棠溪彦:“……就是几天前输给您,不服气,赛后来单挑的那个,”
哦,对,还有这一茬。
黎光远抱着锦盒,没有思考的力气。
怎么回去?
“那你替我去吧,你也知道我的情况。”黎光远疲惫地揉了揉脸。“那什么,你有没有听说过,能去往其他时空……呃,世界,的方法?”
棠溪彦眨巴眼睛。“修仙啊。”
“……除了修仙呢?”
“那就剩下歪门邪道了啊。”棠溪彦偏头思考了一会儿,“对了,百毒巫教。他们擅药理、蛊术、幻象、星象,最出色的是蛊毒。据说他们宗派的神物‘蛊瓶’可以带人去往其他时空,不知真假。”
丝罗瓶的原型也是‘蛊’,难道这两者有什么关联?
黎光远有了点精神,“你知道那东西长什么样吗?”
“在书上见过。”棠溪彦比划着,“据说是用巫师的头骨和巫脊炼制,过程很残忍。把一个活生生的巫师,将其毕生巫力压缩、炼制,浓缩成瓶子的形状。最后的成品,瓶塞是水晶头骨,瓶身可以自动吸收、净化周边诡气。”
丝罗瓶!
黎光远立马从床上爬起来,半跪着对向棠溪彦,手里的锦盒滑落一旁,“在哪里?”
棠溪彦愣住,双唇张了张,后退半步。
“师兄,你要丝罗瓶?”
“我要,我要,我非常需要!你知道对不对!你是不是知道?”
黎光远双膝在床榻上以跪着的姿势快速爬向床边站着的棠溪彦,双手抓住棠溪彦的胳膊,仰头祈求道:“棠溪彦,你再帮我一个忙吧。”

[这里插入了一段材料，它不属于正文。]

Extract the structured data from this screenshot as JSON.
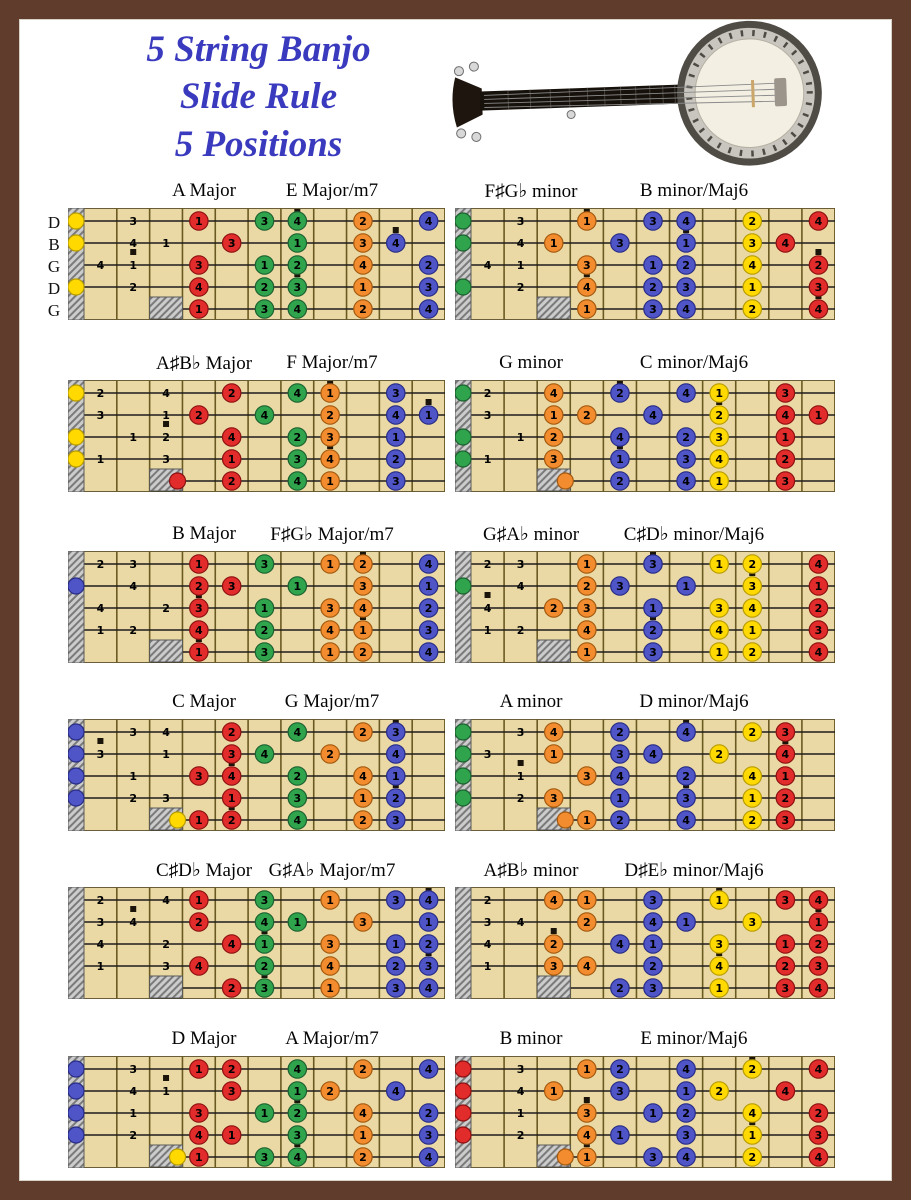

黎光远目光真挚地看着棠溪彦,恳求道,“帮我得到那个瓶子,好吗?”
“不要。”
棠溪彦转身就走,“歪门邪道。”
“棠溪彦!棠溪彦!我可是你大师兄!”黎光远光着脚丫下床,因太过着急,差点摔了一跤。
“帮我!帮我得到丝罗瓶!”
棠溪彦扶着门,侧身回头看了一眼。
“师兄,你从前,没有叫过我的全名。”
黎光远一愣,干笑两声,背后渗出冷汗。
“你、你是觉得,我是冒牌货?”
“我没有这么说。”
棠溪彦拉开门,青涩的身影闪了出去。“我想想其他办法。”
棠溪彦失落地下楼。一出客栈,一身黑衣的裴祈横在客栈门口。
“看吧,我都说了,他不是你师兄。”
棠溪彦冷冷瞪着裴祈,无法反驳。
“你是怎么发现的?”
“赛场上,我跟他距离最近,发现他关节处都有傀儡线的痕迹……”
裴祈还想说什么,忽然闭嘴,朝棠溪彦挑眉。
棠溪彦不解:“能不能好好说话。”
“……真没默契。”裴祈下巴一扬,“你身后。”
棠溪彦回头,黎光远畏畏缩缩地躲在客栈里,朝自已所在的方向张望。
黎光远生了一会儿闷气,觉得还是得靠这位小师弟的帮助,才能在这个莫名其妙的世界存活下去,鞋子都没穿好就追出了客栈。一下楼,黎光远就见到棠溪彦似乎在客栈外被什么人拦住,低声交谈着什么。黎光远还没靠近,棠溪彦似有所觉,猛然回头。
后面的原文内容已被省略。